Moreover, thanks to js-ctypes, you can do this without writing any code that isn’t JavaScript. Who knew? For instance, this is a toy Firefox extension that makes it so you can write a JavaScript program that calls into libc to find out the length of a string:

When I realized that this was even possible, I excitedly told an acquaintance:

A transcript of a chat conversation between Lindsey Kuper and Alex Clemmer on October 8, 2014.  The conversation proceeds as follows.  Alex: "You click a button and it runs native code?  How horrifying!"  Lindsey: "I know!  I don't know why it took me so long to realize this, but browser extensions are like kernel modules."  Alex: "I thought browser extensions were just neat little javascript things that got appended ot the bottoms of web pages and executed.  It sounds like that must be wrong."  Lindsey: "If web pages are to browsers as userland programs are to OS kernels, then browser extensions are totally kernel modules."

Alex said, “I thought browser extensions were just neat little JavaScript things that got appended to the bottoms of web pages and executed.” That describes the behavior of, say, Greasemonkey user scripts pretty well. But if we think of a browser as an OS, and web apps as the userland programs running on that OS — which I think is a sensible analogy — then, well, browser extensions are kernel modules.

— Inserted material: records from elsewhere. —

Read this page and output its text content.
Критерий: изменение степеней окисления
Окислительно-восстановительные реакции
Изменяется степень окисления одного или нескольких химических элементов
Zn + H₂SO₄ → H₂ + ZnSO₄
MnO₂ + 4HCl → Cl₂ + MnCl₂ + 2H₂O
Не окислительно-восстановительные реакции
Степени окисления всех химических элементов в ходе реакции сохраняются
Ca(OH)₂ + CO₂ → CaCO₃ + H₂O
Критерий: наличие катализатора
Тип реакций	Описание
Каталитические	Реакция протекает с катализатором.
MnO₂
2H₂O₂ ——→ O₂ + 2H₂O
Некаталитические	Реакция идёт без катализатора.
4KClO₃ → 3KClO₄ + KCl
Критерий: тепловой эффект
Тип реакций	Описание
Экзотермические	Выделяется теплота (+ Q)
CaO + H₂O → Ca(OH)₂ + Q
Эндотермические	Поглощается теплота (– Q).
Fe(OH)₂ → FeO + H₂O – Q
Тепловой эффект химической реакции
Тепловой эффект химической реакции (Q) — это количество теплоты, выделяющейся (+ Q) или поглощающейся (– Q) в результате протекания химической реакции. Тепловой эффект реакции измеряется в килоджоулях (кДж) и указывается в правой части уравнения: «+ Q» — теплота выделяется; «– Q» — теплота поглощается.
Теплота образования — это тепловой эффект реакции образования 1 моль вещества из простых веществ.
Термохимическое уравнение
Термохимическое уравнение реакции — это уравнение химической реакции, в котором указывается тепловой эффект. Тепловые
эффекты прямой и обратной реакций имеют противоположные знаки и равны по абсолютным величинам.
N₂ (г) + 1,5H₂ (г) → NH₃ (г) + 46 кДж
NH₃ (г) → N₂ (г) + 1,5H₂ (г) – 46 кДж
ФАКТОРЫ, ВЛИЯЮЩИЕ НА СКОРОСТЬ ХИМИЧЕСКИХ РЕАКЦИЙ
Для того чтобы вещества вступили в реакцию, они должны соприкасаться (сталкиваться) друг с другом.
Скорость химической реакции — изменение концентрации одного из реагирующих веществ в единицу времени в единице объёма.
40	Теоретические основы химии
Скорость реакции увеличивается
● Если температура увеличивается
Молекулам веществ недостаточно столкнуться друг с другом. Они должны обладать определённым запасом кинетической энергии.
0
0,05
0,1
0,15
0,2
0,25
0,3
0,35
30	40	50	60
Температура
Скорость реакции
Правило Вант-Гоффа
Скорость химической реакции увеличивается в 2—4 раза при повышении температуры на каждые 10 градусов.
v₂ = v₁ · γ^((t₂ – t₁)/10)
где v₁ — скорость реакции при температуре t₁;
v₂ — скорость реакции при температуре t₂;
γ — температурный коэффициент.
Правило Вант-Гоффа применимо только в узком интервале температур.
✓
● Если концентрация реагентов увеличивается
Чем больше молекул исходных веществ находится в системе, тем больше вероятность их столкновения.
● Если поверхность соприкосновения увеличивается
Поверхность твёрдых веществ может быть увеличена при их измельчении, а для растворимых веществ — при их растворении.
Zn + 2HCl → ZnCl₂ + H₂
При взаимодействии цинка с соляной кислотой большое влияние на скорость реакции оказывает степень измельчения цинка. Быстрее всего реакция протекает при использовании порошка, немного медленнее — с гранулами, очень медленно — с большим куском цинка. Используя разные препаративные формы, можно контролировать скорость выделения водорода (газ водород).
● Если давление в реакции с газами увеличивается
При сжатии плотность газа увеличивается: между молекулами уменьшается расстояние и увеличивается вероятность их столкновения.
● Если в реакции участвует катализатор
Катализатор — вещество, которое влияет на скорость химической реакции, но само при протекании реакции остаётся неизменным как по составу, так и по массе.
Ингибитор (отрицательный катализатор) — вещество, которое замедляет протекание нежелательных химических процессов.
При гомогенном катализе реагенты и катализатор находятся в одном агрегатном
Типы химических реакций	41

The technique I’m using in the toy Firefox extension above, which makes it possible to run code in a system library from an ordinary web page, is essentially the same as the technique that I use in the River Trail Firefox extension to interact with the OpenCL library on the user’s system. There are two main things River Trail does: it compiles a certain subset of JavaScript to OpenCL C, and it orchestrates interaction with the OpenCL runtime so that the resulting OpenCL C code can be compiled to machine code, sent to a compute device, and run, and the results retrieved. The part of River Trail that does the compilation from JavaScript to OpenCL C runs entirely “in user space” — it’s just an ordinary, unprivileged JavaScript program. It only has to resort to calling “into the kernel” — or into the extension — at the times when it actually needs to interact with the underlying OpenCL platform. And so the extension component of River Trail can be relatively small: the River Trail library is 10,000 lines of code, not counting tests, but the whole River Trail extension is under 1,000 lines.

We could have implemented everything the library does as part of the extension, too, but there’s no need. Keeping the extension small is desirable, since it’s running in a privileged context, and keeping the amount of privileged code small means that there are, we hope, fewer bugs that can do bad things.

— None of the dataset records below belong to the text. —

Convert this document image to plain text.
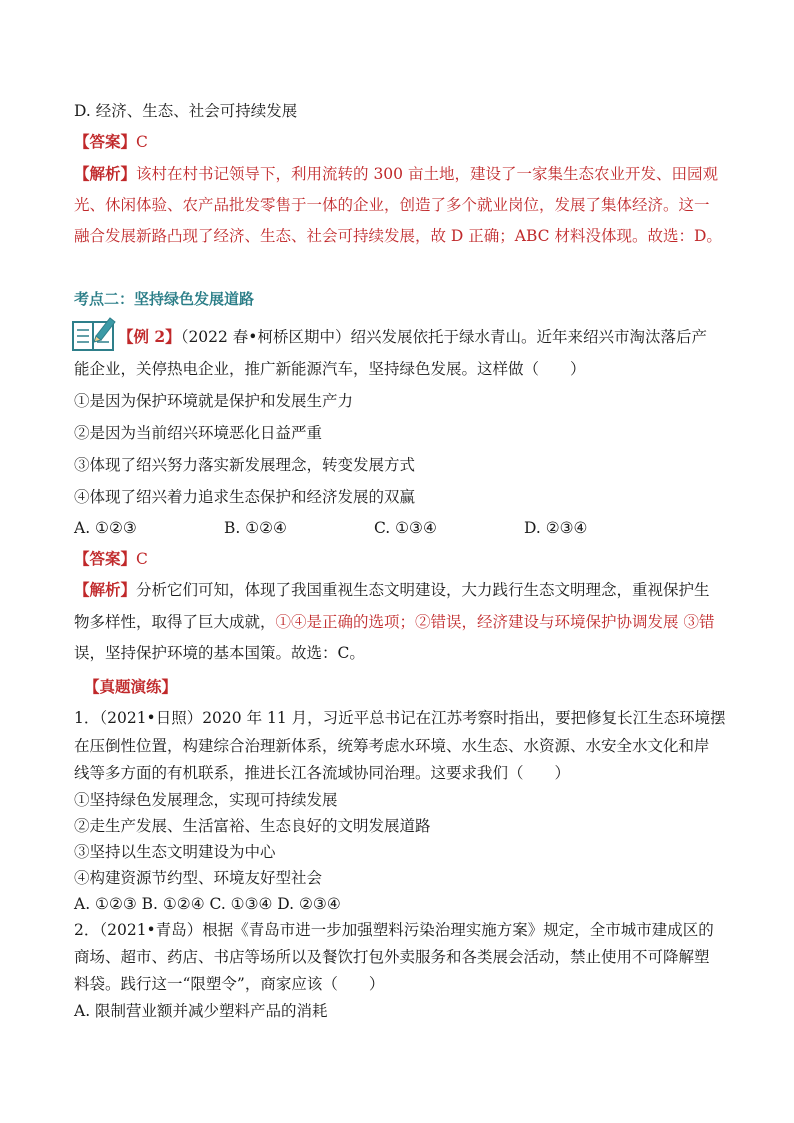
D. 经济、生态、社会可持续发展
【答案】C
【解析】该村在村书记领导下，利用流转的 300 亩土地，建设了一家集生态农业开发、田园观
光、休闲体验、农产品批发零售于一体的企业，创造了多个就业岗位，发展了集体经济。这一
融合发展新路凸现了经济、生态、社会可持续发展，故 D 正确；ABC 材料没体现。故选：D。
考点二：坚持绿色发展道路
【例 2】（2022 春•柯桥区期中）绍兴发展依托于绿水青山。近年来绍兴市淘汰落后产
能企业，关停热电企业，推广新能源汽车，坚持绿色发展。这样做（　　）
①是因为保护环境就是保护和发展生产力
②是因为当前绍兴环境恶化日益严重
③体现了绍兴努力落实新发展理念，转变发展方式
④体现了绍兴着力追求生态保护和经济发展的双赢
A. ①②③	B. ①②④	C. ①③④	D. ②③④
【答案】C
【解析】分析它们可知，体现了我国重视生态文明建设，大力践行生态文明理念，重视保护生
物多样性，取得了巨大成就，①④是正确的选项；②错误，经济建设与环境保护协调发展 ③错
误，坚持保护环境的基本国策。故选：C。
【真题演练】
1．（2021•日照）2020 年 11 月，习近平总书记在江苏考察时指出，要把修复长江生态环境摆
在压倒性位置，构建综合治理新体系，统筹考虑水环境、水生态、水资源、水安全水文化和岸
线等多方面的有机联系，推进长江各流域协同治理。这要求我们（　　）
①坚持绿色发展理念，实现可持续发展
②走生产发展、生活富裕、生态良好的文明发展道路
③坚持以生态文明建设为中心
④构建资源节约型、环境友好型社会
A. ①②③ B. ①②④ C. ①③④ D. ②③④
2．（2021•青岛）根据《青岛市进一步加强塑料污染治理实施方案》规定，全市城市建成区的
商场、超市、药店、书店等场所以及餐饮打包外卖服务和各类展会活动，禁止使用不可降解塑
料袋。践行这一“限塑令”，商家应该（　　）
A. 限制营业额并减少塑料产品的消耗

Since starting to work on River Trail, I notice this two-level architecture everywhere I look. We can even see the pattern repeated at the level of OpenCL. A given OpenCL implementation can probably run mostly in user space; for instance, the part that compiles an OpenCL C program to machine code for a given GPU is likely all in user space. But to actually execute that machine code, the OpenCL implementation most likely has to talk to some graphics driver that runs in kernel space. This interaction may take place at a very low level; the kernel-level driver may not even know anything about OpenCL. Likewise, the River Trail browser extension doesn’t know or care that the OpenCL C code it’s dealing with started out as JavaScript before the River Trail library got hold of it.

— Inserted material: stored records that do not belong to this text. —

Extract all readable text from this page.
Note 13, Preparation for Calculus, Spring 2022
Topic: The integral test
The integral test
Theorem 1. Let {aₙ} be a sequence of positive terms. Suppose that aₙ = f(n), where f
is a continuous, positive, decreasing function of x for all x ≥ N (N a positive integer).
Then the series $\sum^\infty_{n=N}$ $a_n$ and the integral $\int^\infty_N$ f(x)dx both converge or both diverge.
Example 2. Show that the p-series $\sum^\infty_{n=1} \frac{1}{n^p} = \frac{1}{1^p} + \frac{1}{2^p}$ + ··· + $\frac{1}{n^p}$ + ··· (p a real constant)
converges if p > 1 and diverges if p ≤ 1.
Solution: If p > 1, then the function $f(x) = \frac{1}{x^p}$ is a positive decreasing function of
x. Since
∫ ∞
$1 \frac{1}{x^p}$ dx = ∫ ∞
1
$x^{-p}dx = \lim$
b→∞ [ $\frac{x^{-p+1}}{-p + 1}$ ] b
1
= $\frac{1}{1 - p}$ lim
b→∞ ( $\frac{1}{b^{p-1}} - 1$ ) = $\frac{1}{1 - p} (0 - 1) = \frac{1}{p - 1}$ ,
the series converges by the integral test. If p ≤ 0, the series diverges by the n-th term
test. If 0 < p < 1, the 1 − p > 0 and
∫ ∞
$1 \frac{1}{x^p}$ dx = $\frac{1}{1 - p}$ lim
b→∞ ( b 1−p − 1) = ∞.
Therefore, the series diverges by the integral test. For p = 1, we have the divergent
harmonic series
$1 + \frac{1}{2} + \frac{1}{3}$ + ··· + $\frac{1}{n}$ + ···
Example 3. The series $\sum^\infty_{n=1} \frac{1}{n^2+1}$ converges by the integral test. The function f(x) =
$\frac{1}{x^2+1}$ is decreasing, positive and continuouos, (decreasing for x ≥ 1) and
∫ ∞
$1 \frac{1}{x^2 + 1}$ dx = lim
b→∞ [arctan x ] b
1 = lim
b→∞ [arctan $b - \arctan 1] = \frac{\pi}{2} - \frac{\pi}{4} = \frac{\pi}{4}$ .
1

This lack of assumptions can give us modularity and the ability to reuse components for unforeseen purposes. OpenCL doesn’t have to target that particular graphics driver; it can, at least in theory, interact with any graphics driver that presents a certain interface. Conversely, the kernel-level driver may be generic enough (or robust enough) to handle all kinds of stuff coming from user space, not just OpenCL. Coming back to the analogy with browsers and browser extensions, the River Trail library could talk to, for instance, WebCL instead of the River Trail extension. And, although this this wasn’t the originally intended purpose, it’s absolutely possible for JS libraries other than the River Trail library to talk to to the River Trail extension and use it however they want.

Thanks to Dan Luu, Darius Bacon, Stan Schwertly, Eiríkr Åsheim, Colin Barrett, Jesse Ruderman, Greg Pfeil, Julia Evans, and Jamey Sharp for reading drafts of this post. The last part in particular owes a huge debt to Jamey!